Current account deficit and fragilities deriving from hot money flows
While the 2012 budget and macroeconomic equilibrium figures are being finalized, it is becoming apparent that there has not been too much of a change in the general dynamics of the economy. In short, as the Turkish economy is growing, the current account deficit is growing; when the growth rates fall then the current account deficit also decreases relatively.
In this context, it can be seen that the Turkish economy’s need for hot money to be able to grow is continuing as always. As a matter of fact, there are those who say that the need for this external source required for growth has become even bigger.
We saw, when looking at the balance of payments figures last week, that the figure for the current account deficit was a little lower than expected, at $4.5 billion. The current account deficit for 12 months at the end of October was $52.8 billion and the figure became $51.9 billion at the end of November.
The gold trade occupied a special place at the 2012 balance of payments table. While there were $4.8 billion of gold imported in the first 11 months of the previous year, last year, during the same period, imports reached $5.4 billion. Thus the current account deficit that fell, in the first 11 months of the year, 36 percent compared to the same period one year before, has actually fallen 23 percent when the effect of gold is excluded.

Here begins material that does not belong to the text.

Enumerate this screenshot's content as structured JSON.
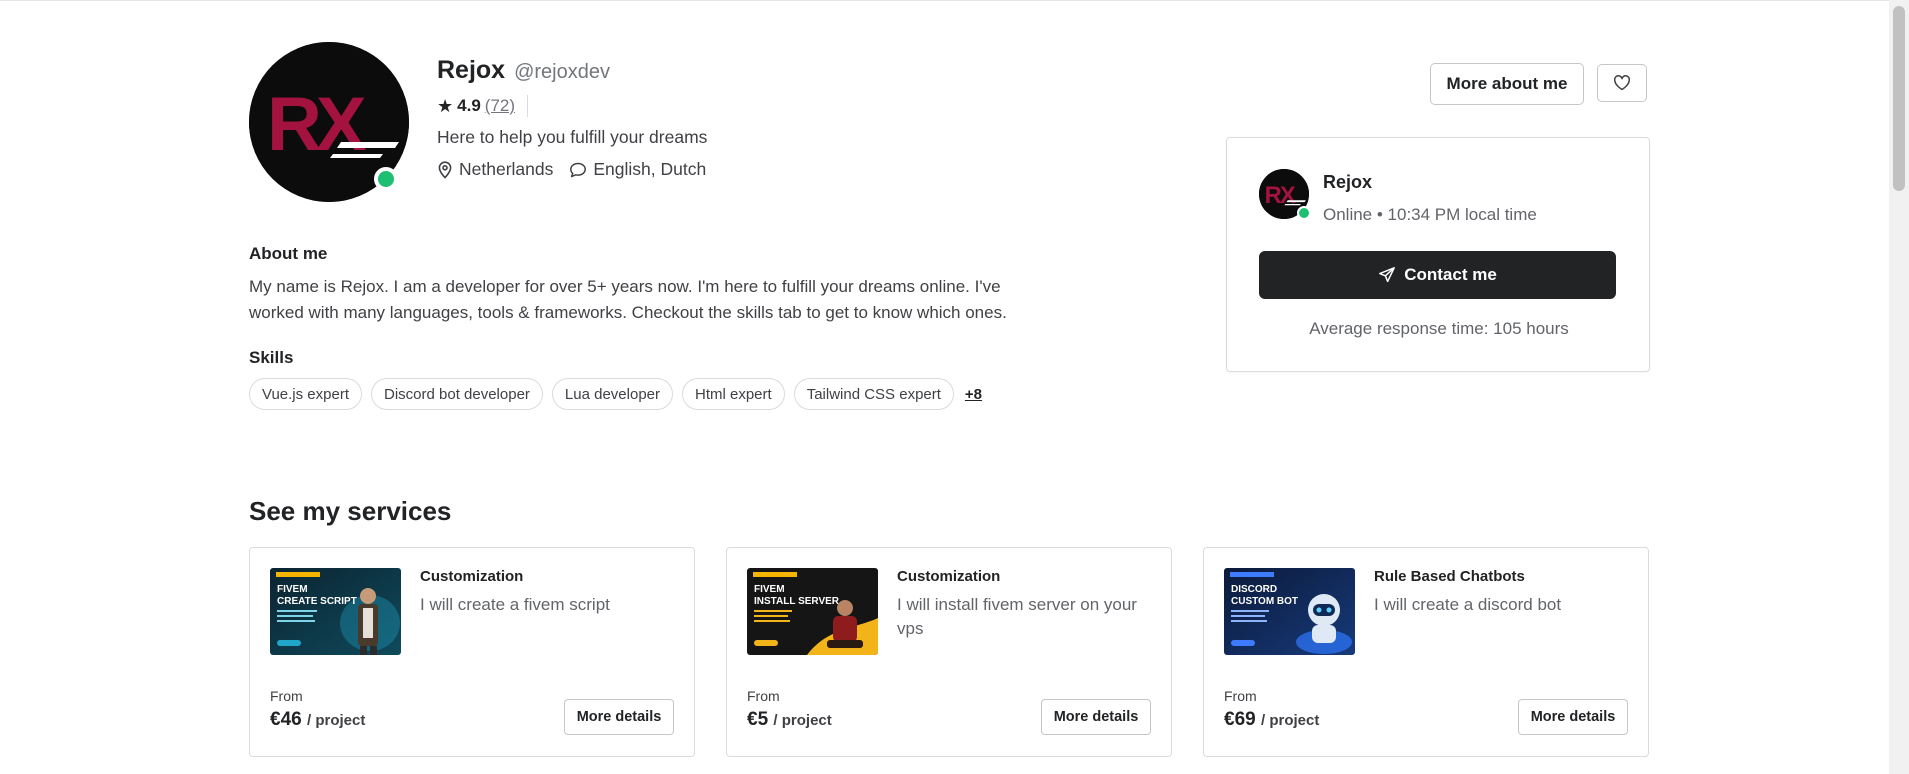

It was observed, though, that the net current account, minus energy and also excluding gold, had a deficit of $200 million in November, the first time since May 2012. Again, excluding seasonal effects and when viewed from three-month averages, it can also be strikingly seen that the recovery that occurred in the current account deficit the year before has now stopped.
Fragility continues
Based on this, markets can now see that the recovery in the current account deficit has stopped and they expect the current account deficit to grow together with the recovery of the economy.

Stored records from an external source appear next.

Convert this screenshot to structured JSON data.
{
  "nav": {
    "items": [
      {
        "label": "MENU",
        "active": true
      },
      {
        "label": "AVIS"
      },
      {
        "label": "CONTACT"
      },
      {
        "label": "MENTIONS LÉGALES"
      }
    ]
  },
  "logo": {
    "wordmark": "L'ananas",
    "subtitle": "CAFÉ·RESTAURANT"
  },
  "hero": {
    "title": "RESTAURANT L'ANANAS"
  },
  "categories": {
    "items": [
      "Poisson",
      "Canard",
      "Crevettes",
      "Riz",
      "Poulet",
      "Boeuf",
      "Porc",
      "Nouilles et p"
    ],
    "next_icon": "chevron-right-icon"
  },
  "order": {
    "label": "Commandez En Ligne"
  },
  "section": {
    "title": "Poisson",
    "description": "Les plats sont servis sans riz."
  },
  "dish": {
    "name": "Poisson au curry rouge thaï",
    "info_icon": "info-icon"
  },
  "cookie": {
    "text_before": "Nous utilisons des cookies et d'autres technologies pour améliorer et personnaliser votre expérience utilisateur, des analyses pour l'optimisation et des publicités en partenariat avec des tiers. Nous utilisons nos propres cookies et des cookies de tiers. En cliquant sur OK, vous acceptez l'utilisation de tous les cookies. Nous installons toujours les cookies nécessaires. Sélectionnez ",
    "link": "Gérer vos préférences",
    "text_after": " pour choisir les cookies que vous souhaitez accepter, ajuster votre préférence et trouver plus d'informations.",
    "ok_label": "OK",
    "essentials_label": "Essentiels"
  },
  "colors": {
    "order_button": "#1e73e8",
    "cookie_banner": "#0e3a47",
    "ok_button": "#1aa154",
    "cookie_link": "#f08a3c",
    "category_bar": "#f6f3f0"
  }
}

Market experts who calculated that both economic recovery and domestic demand increases have started and that oil prices continue at their high levels under existing circumstances, have started to debate in advance – with the emergence of the equilibriums of 2012 – the current account deficit targets of 2013.
It is expected that the current account deficit figure at the end of this year will be $53 billion; with a 2.7 percent growth estimation, and that this deficit’s ratio to the Gross National Product (GNP) will be 6.5 percent. Market experts agree that in 2013 the ratio of growth to GNP will be 7.5 percent. Of course, this estimate is valid only if the growth rate of 4 percent is met. There are other analysts who estimate both the current account deficit figure and its ratio to the GNP as much higher figures. In other words, there is no change; as the growth rate grows, the current account deficit rate will also grow.
Besides that, it can also be observed that the current account deficit is increasingly being financed by portfolio investments, in other words with hot money, and that foreign borrowing from banks and the private sector increasingly continue.
This is also an indication that the fragility continues; moreover, it has increased.
Thus, protection of economic equilibriums depends on the abundance of global financing and, correspondingly, on the continuation of hot money flow.